Atomic Bomb Museum
The Testimonial for Peace in Nagasaki
Nagasaki Atomic Bomb Museum is a memorial on the north-eastern heights of Nagasaki on Kyushu Island. The hypocenter of the blast was chosen to build a museum committed to the remembrance of the second atomic bombing on Japan at the end of World War II.
Humankind will forever remember 1945, August 9, 11 :02 a.m., the date of Nagasaki’s bombing with a plutonium weapon, three days after Hiroshima. The city was targeted instead of Kokura due to the weather conditions, and immediately lost a third of its territory and about 73,800 inhabitants. There is no denying the tremendous damages caused by nuclear weapon. As this threat is still looming, remembering for the present and the next generations is essential and that is the purpose of both Peace museums in Nagasaki and Hiroshima.
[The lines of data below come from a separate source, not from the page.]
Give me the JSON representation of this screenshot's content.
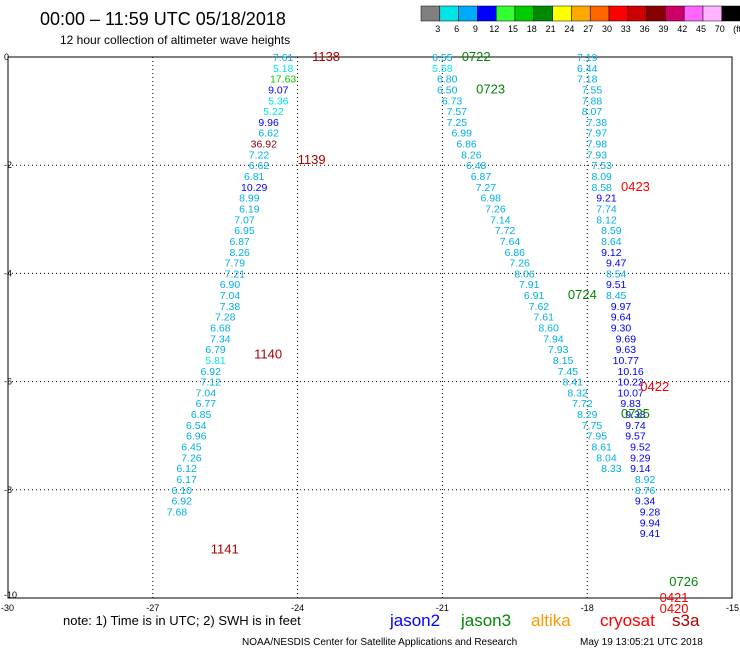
{
  "header": {
    "title": "00:00 – 11:59 UTC 05/18/2018",
    "subtitle": "12 hour collection of altimeter wave heights"
  },
  "colorbar": {
    "labels": [
      "3",
      "6",
      "9",
      "12",
      "15",
      "18",
      "21",
      "24",
      "27",
      "30",
      "33",
      "36",
      "39",
      "42",
      "45",
      "70",
      "(ft)"
    ],
    "colors": [
      "#808080",
      "#00e6e6",
      "#00aaff",
      "#0000ff",
      "#33ff33",
      "#00cc00",
      "#008800",
      "#ffff00",
      "#ffaa00",
      "#ff6600",
      "#ff0000",
      "#cc0000",
      "#880000",
      "#cc0066",
      "#ff66ff",
      "#ffb3ff",
      "#000000"
    ]
  },
  "footer": {
    "note": "note:  1) Time is in UTC;  2) SWH is in feet",
    "credit": "NOAA/NESDIS Center for Satellite Applications and Research",
    "timestamp": "May 19 13:05:21 UTC 2018",
    "legend": [
      {
        "name": "jason2",
        "color": "#0000ff"
      },
      {
        "name": "jason3",
        "color": "#008800"
      },
      {
        "name": "altika",
        "color": "#ff9900"
      },
      {
        "name": "cryosat",
        "color": "#ff0000"
      },
      {
        "name": "s3a",
        "color": "#aa0000"
      }
    ]
  },
  "chart_data": {
    "type": "scatter",
    "xlim": [
      -30,
      -15
    ],
    "ylim": [
      -10,
      0
    ],
    "x_ticks": [
      "-30",
      "-27",
      "-24",
      "-21",
      "-18",
      "-15"
    ],
    "y_ticks": [
      "0",
      "-2",
      "-4",
      "-6",
      "-8",
      "-10"
    ],
    "grid": true,
    "track_labels": [
      {
        "text": "1138",
        "x": -23.7,
        "y": 0.0,
        "color": "#aa0000"
      },
      {
        "text": "1139",
        "x": -24.0,
        "y": -1.9,
        "color": "#aa0000"
      },
      {
        "text": "1140",
        "x": -24.9,
        "y": -5.5,
        "color": "#aa0000"
      },
      {
        "text": "1141",
        "x": -25.8,
        "y": -9.1,
        "color": "#aa0000"
      },
      {
        "text": "0722",
        "x": -20.6,
        "y": 0.0,
        "color": "#008800"
      },
      {
        "text": "0723",
        "x": -20.3,
        "y": -0.6,
        "color": "#008800"
      },
      {
        "text": "0724",
        "x": -18.4,
        "y": -4.4,
        "color": "#008800"
      },
      {
        "text": "0725",
        "x": -17.3,
        "y": -6.6,
        "color": "#008800"
      },
      {
        "text": "0726",
        "x": -16.3,
        "y": -9.7,
        "color": "#008800"
      },
      {
        "text": "0423",
        "x": -17.3,
        "y": -2.4,
        "color": "#ff0000"
      },
      {
        "text": "0422",
        "x": -16.9,
        "y": -6.1,
        "color": "#ff0000"
      },
      {
        "text": "0421",
        "x": -16.5,
        "y": -10.0,
        "color": "#ff0000"
      },
      {
        "text": "0420",
        "x": -16.5,
        "y": -10.2,
        "color": "#ff0000"
      }
    ],
    "series": [
      {
        "name": "s3a",
        "color": "#00b0e0",
        "points": [
          {
            "x": -24.3,
            "y": 0.0,
            "v": "7.61",
            "c": "#00b0e0"
          },
          {
            "x": -24.3,
            "y": -0.2,
            "v": "5.18",
            "c": "#00e6e6"
          },
          {
            "x": -24.3,
            "y": -0.4,
            "v": "17.63",
            "c": "#00cc00"
          },
          {
            "x": -24.4,
            "y": -0.6,
            "v": "9.07",
            "c": "#0000ff"
          },
          {
            "x": -24.4,
            "y": -0.8,
            "v": "5.36",
            "c": "#00e6e6"
          },
          {
            "x": -24.5,
            "y": -1.0,
            "v": "5.22",
            "c": "#00e6e6"
          },
          {
            "x": -24.6,
            "y": -1.2,
            "v": "9.96",
            "c": "#0000ff"
          },
          {
            "x": -24.6,
            "y": -1.4,
            "v": "6.62",
            "c": "#00b0e0"
          },
          {
            "x": -24.7,
            "y": -1.6,
            "v": "36.92",
            "c": "#880000"
          },
          {
            "x": -24.8,
            "y": -1.8,
            "v": "7.22",
            "c": "#00b0e0"
          },
          {
            "x": -24.8,
            "y": -2.0,
            "v": "6.62",
            "c": "#00b0e0"
          },
          {
            "x": -24.9,
            "y": -2.2,
            "v": "6.81",
            "c": "#00b0e0"
          },
          {
            "x": -24.9,
            "y": -2.4,
            "v": "10.29",
            "c": "#0000ff"
          },
          {
            "x": -25.0,
            "y": -2.6,
            "v": "8.99",
            "c": "#00b0e0"
          },
          {
            "x": -25.0,
            "y": -2.8,
            "v": "6.19",
            "c": "#00b0e0"
          },
          {
            "x": -25.1,
            "y": -3.0,
            "v": "7.07",
            "c": "#00b0e0"
          },
          {
            "x": -25.1,
            "y": -3.2,
            "v": "6.95",
            "c": "#00b0e0"
          },
          {
            "x": -25.2,
            "y": -3.4,
            "v": "6.87",
            "c": "#00b0e0"
          },
          {
            "x": -25.2,
            "y": -3.6,
            "v": "8.26",
            "c": "#00b0e0"
          },
          {
            "x": -25.3,
            "y": -3.8,
            "v": "7.79",
            "c": "#00b0e0"
          },
          {
            "x": -25.3,
            "y": -4.0,
            "v": "7.21",
            "c": "#00b0e0"
          },
          {
            "x": -25.4,
            "y": -4.2,
            "v": "6.90",
            "c": "#00b0e0"
          },
          {
            "x": -25.4,
            "y": -4.4,
            "v": "7.04",
            "c": "#00b0e0"
          },
          {
            "x": -25.4,
            "y": -4.6,
            "v": "7.38",
            "c": "#00b0e0"
          },
          {
            "x": -25.5,
            "y": -4.8,
            "v": "7.28",
            "c": "#00b0e0"
          },
          {
            "x": -25.6,
            "y": -5.0,
            "v": "6.68",
            "c": "#00b0e0"
          },
          {
            "x": -25.6,
            "y": -5.2,
            "v": "7.34",
            "c": "#00b0e0"
          },
          {
            "x": -25.7,
            "y": -5.4,
            "v": "6.79",
            "c": "#00b0e0"
          },
          {
            "x": -25.7,
            "y": -5.6,
            "v": "5.81",
            "c": "#00e6e6"
          },
          {
            "x": -25.8,
            "y": -5.8,
            "v": "6.92",
            "c": "#00b0e0"
          },
          {
            "x": -25.8,
            "y": -6.0,
            "v": "7.12",
            "c": "#00b0e0"
          },
          {
            "x": -25.9,
            "y": -6.2,
            "v": "7.04",
            "c": "#00b0e0"
          },
          {
            "x": -25.9,
            "y": -6.4,
            "v": "6.77",
            "c": "#00b0e0"
          },
          {
            "x": -26.0,
            "y": -6.6,
            "v": "6.85",
            "c": "#00b0e0"
          },
          {
            "x": -26.1,
            "y": -6.8,
            "v": "6.54",
            "c": "#00b0e0"
          },
          {
            "x": -26.1,
            "y": -7.0,
            "v": "6.96",
            "c": "#00b0e0"
          },
          {
            "x": -26.2,
            "y": -7.2,
            "v": "6.45",
            "c": "#00b0e0"
          },
          {
            "x": -26.2,
            "y": -7.4,
            "v": "7.26",
            "c": "#00b0e0"
          },
          {
            "x": -26.3,
            "y": -7.6,
            "v": "6.12",
            "c": "#00b0e0"
          },
          {
            "x": -26.3,
            "y": -7.8,
            "v": "6.17",
            "c": "#00b0e0"
          },
          {
            "x": -26.4,
            "y": -8.0,
            "v": "6.10",
            "c": "#00b0e0"
          },
          {
            "x": -26.4,
            "y": -8.2,
            "v": "6.92",
            "c": "#00b0e0"
          },
          {
            "x": -26.5,
            "y": -8.4,
            "v": "7.68",
            "c": "#00b0e0"
          }
        ]
      },
      {
        "name": "jason3",
        "color": "#00b0e0",
        "points": [
          {
            "x": -21.0,
            "y": 0.0,
            "v": "6.55",
            "c": "#00b0e0"
          },
          {
            "x": -21.0,
            "y": -0.2,
            "v": "5.58",
            "c": "#00e6e6"
          },
          {
            "x": -20.9,
            "y": -0.4,
            "v": "6.80",
            "c": "#00b0e0"
          },
          {
            "x": -20.9,
            "y": -0.6,
            "v": "6.50",
            "c": "#00b0e0"
          },
          {
            "x": -20.8,
            "y": -0.8,
            "v": "6.73",
            "c": "#00b0e0"
          },
          {
            "x": -20.7,
            "y": -1.0,
            "v": "7.57",
            "c": "#00b0e0"
          },
          {
            "x": -20.7,
            "y": -1.2,
            "v": "7.25",
            "c": "#00b0e0"
          },
          {
            "x": -20.6,
            "y": -1.4,
            "v": "6.99",
            "c": "#00b0e0"
          },
          {
            "x": -20.5,
            "y": -1.6,
            "v": "6.86",
            "c": "#00b0e0"
          },
          {
            "x": -20.4,
            "y": -1.8,
            "v": "8.26",
            "c": "#00b0e0"
          },
          {
            "x": -20.3,
            "y": -2.0,
            "v": "6.48",
            "c": "#00b0e0"
          },
          {
            "x": -20.2,
            "y": -2.2,
            "v": "6.87",
            "c": "#00b0e0"
          },
          {
            "x": -20.1,
            "y": -2.4,
            "v": "7.27",
            "c": "#00b0e0"
          },
          {
            "x": -20.0,
            "y": -2.6,
            "v": "6.98",
            "c": "#00b0e0"
          },
          {
            "x": -19.9,
            "y": -2.8,
            "v": "7.26",
            "c": "#00b0e0"
          },
          {
            "x": -19.8,
            "y": -3.0,
            "v": "7.14",
            "c": "#00b0e0"
          },
          {
            "x": -19.7,
            "y": -3.2,
            "v": "7.72",
            "c": "#00b0e0"
          },
          {
            "x": -19.6,
            "y": -3.4,
            "v": "7.64",
            "c": "#00b0e0"
          },
          {
            "x": -19.5,
            "y": -3.6,
            "v": "6.86",
            "c": "#00b0e0"
          },
          {
            "x": -19.4,
            "y": -3.8,
            "v": "7.26",
            "c": "#00b0e0"
          },
          {
            "x": -19.3,
            "y": -4.0,
            "v": "8.06",
            "c": "#00b0e0"
          },
          {
            "x": -19.2,
            "y": -4.2,
            "v": "7.91",
            "c": "#00b0e0"
          },
          {
            "x": -19.1,
            "y": -4.4,
            "v": "6.91",
            "c": "#00b0e0"
          },
          {
            "x": -19.0,
            "y": -4.6,
            "v": "7.62",
            "c": "#00b0e0"
          },
          {
            "x": -18.9,
            "y": -4.8,
            "v": "7.61",
            "c": "#00b0e0"
          },
          {
            "x": -18.8,
            "y": -5.0,
            "v": "8.60",
            "c": "#00b0e0"
          },
          {
            "x": -18.7,
            "y": -5.2,
            "v": "7.94",
            "c": "#00b0e0"
          },
          {
            "x": -18.6,
            "y": -5.4,
            "v": "7.93",
            "c": "#00b0e0"
          },
          {
            "x": -18.5,
            "y": -5.6,
            "v": "8.15",
            "c": "#00b0e0"
          },
          {
            "x": -18.4,
            "y": -5.8,
            "v": "7.45",
            "c": "#00b0e0"
          },
          {
            "x": -18.3,
            "y": -6.0,
            "v": "8.41",
            "c": "#00b0e0"
          },
          {
            "x": -18.2,
            "y": -6.2,
            "v": "8.32",
            "c": "#00b0e0"
          },
          {
            "x": -18.1,
            "y": -6.4,
            "v": "7.72",
            "c": "#00b0e0"
          },
          {
            "x": -18.0,
            "y": -6.6,
            "v": "8.29",
            "c": "#00b0e0"
          },
          {
            "x": -17.9,
            "y": -6.8,
            "v": "7.75",
            "c": "#00b0e0"
          },
          {
            "x": -17.8,
            "y": -7.0,
            "v": "7.95",
            "c": "#00b0e0"
          },
          {
            "x": -17.7,
            "y": -7.2,
            "v": "8.61",
            "c": "#00b0e0"
          },
          {
            "x": -17.6,
            "y": -7.4,
            "v": "8.04",
            "c": "#00b0e0"
          },
          {
            "x": -17.5,
            "y": -7.6,
            "v": "8.33",
            "c": "#00b0e0"
          }
        ]
      },
      {
        "name": "cryosat",
        "color": "#0000ff",
        "points": [
          {
            "x": -18.0,
            "y": 0.0,
            "v": "7.19",
            "c": "#00b0e0"
          },
          {
            "x": -18.0,
            "y": -0.2,
            "v": "6.44",
            "c": "#00b0e0"
          },
          {
            "x": -18.0,
            "y": -0.4,
            "v": "7.18",
            "c": "#00b0e0"
          },
          {
            "x": -17.9,
            "y": -0.6,
            "v": "7.55",
            "c": "#00b0e0"
          },
          {
            "x": -17.9,
            "y": -0.8,
            "v": "7.88",
            "c": "#00b0e0"
          },
          {
            "x": -17.9,
            "y": -1.0,
            "v": "8.07",
            "c": "#00b0e0"
          },
          {
            "x": -17.8,
            "y": -1.2,
            "v": "7.38",
            "c": "#00b0e0"
          },
          {
            "x": -17.8,
            "y": -1.4,
            "v": "7.97",
            "c": "#00b0e0"
          },
          {
            "x": -17.8,
            "y": -1.6,
            "v": "7.98",
            "c": "#00b0e0"
          },
          {
            "x": -17.8,
            "y": -1.8,
            "v": "7.93",
            "c": "#00b0e0"
          },
          {
            "x": -17.7,
            "y": -2.0,
            "v": "7.53",
            "c": "#00b0e0"
          },
          {
            "x": -17.7,
            "y": -2.2,
            "v": "8.09",
            "c": "#00b0e0"
          },
          {
            "x": -17.7,
            "y": -2.4,
            "v": "8.58",
            "c": "#00b0e0"
          },
          {
            "x": -17.6,
            "y": -2.6,
            "v": "9.21",
            "c": "#0000ff"
          },
          {
            "x": -17.6,
            "y": -2.8,
            "v": "7.74",
            "c": "#00b0e0"
          },
          {
            "x": -17.6,
            "y": -3.0,
            "v": "8.12",
            "c": "#00b0e0"
          },
          {
            "x": -17.5,
            "y": -3.2,
            "v": "8.59",
            "c": "#00b0e0"
          },
          {
            "x": -17.5,
            "y": -3.4,
            "v": "8.64",
            "c": "#00b0e0"
          },
          {
            "x": -17.5,
            "y": -3.6,
            "v": "9.12",
            "c": "#0000ff"
          },
          {
            "x": -17.4,
            "y": -3.8,
            "v": "9.47",
            "c": "#0000ff"
          },
          {
            "x": -17.4,
            "y": -4.0,
            "v": "8.54",
            "c": "#00b0e0"
          },
          {
            "x": -17.4,
            "y": -4.2,
            "v": "9.51",
            "c": "#0000ff"
          },
          {
            "x": -17.4,
            "y": -4.4,
            "v": "8.45",
            "c": "#00b0e0"
          },
          {
            "x": -17.3,
            "y": -4.6,
            "v": "9.97",
            "c": "#0000ff"
          },
          {
            "x": -17.3,
            "y": -4.8,
            "v": "9.64",
            "c": "#0000ff"
          },
          {
            "x": -17.3,
            "y": -5.0,
            "v": "9.30",
            "c": "#0000ff"
          },
          {
            "x": -17.2,
            "y": -5.2,
            "v": "9.69",
            "c": "#0000ff"
          },
          {
            "x": -17.2,
            "y": -5.4,
            "v": "9.63",
            "c": "#0000ff"
          },
          {
            "x": -17.2,
            "y": -5.6,
            "v": "10.77",
            "c": "#0000ff"
          },
          {
            "x": -17.1,
            "y": -5.8,
            "v": "10.16",
            "c": "#0000ff"
          },
          {
            "x": -17.1,
            "y": -6.0,
            "v": "10.22",
            "c": "#0000ff"
          },
          {
            "x": -17.1,
            "y": -6.2,
            "v": "10.07",
            "c": "#0000ff"
          },
          {
            "x": -17.1,
            "y": -6.4,
            "v": "9.83",
            "c": "#0000ff"
          },
          {
            "x": -17.0,
            "y": -6.6,
            "v": "9.38",
            "c": "#0000ff"
          },
          {
            "x": -17.0,
            "y": -6.8,
            "v": "9.74",
            "c": "#0000ff"
          },
          {
            "x": -17.0,
            "y": -7.0,
            "v": "9.57",
            "c": "#0000ff"
          },
          {
            "x": -16.9,
            "y": -7.2,
            "v": "9.52",
            "c": "#0000ff"
          },
          {
            "x": -16.9,
            "y": -7.4,
            "v": "9.29",
            "c": "#0000ff"
          },
          {
            "x": -16.9,
            "y": -7.6,
            "v": "9.14",
            "c": "#0000ff"
          },
          {
            "x": -16.8,
            "y": -7.8,
            "v": "8.92",
            "c": "#00b0e0"
          },
          {
            "x": -16.8,
            "y": -8.0,
            "v": "8.76",
            "c": "#00b0e0"
          },
          {
            "x": -16.8,
            "y": -8.2,
            "v": "9.34",
            "c": "#0000ff"
          },
          {
            "x": -16.7,
            "y": -8.4,
            "v": "9.28",
            "c": "#0000ff"
          },
          {
            "x": -16.7,
            "y": -8.6,
            "v": "9.94",
            "c": "#0000ff"
          },
          {
            "x": -16.7,
            "y": -8.8,
            "v": "9.41",
            "c": "#0000ff"
          }
        ]
      }
    ]
  }
}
More recent than Hiroshima’s, Nagasaki Atomic Bomb Museum opened in 1994 to commemorate the fiftieth anniversary of the bomb A blast. It is also smaller, divided in three spaces, including two main underground levels, with a total superficies of 8,000m².
A moving and shocking testimony
In the first basement floor (B1F), archive and video rooms complement the Remembrance Hall Atrium where twelve pillars of light symbolizing peace were made standing towards the epicenter of the blast. At the end of the hall, a registry compiling the names of the victims is on display on a sober shelf.
The rooms at the second basement floor (B2F) exhibit old newspapers articles, pictures, and diaries of the times, exposed in an almost life-sized set and proceed to retell chronologically the event. The exhibition succeeds to be factual, enlightening without drama, and deeply human, focusing on our sense of existence. Note however that some pictures may hurt the sensibilities of a younger audience.
The last part of the Museum, above ground, is home to a library, an information office and conference and meeting rooms that help transition to the "present" world. It shelters a surprising and disheartening installation: 70,000 lights symbolizing August 9 victims pierce the water of a circular pond where trees accumulate.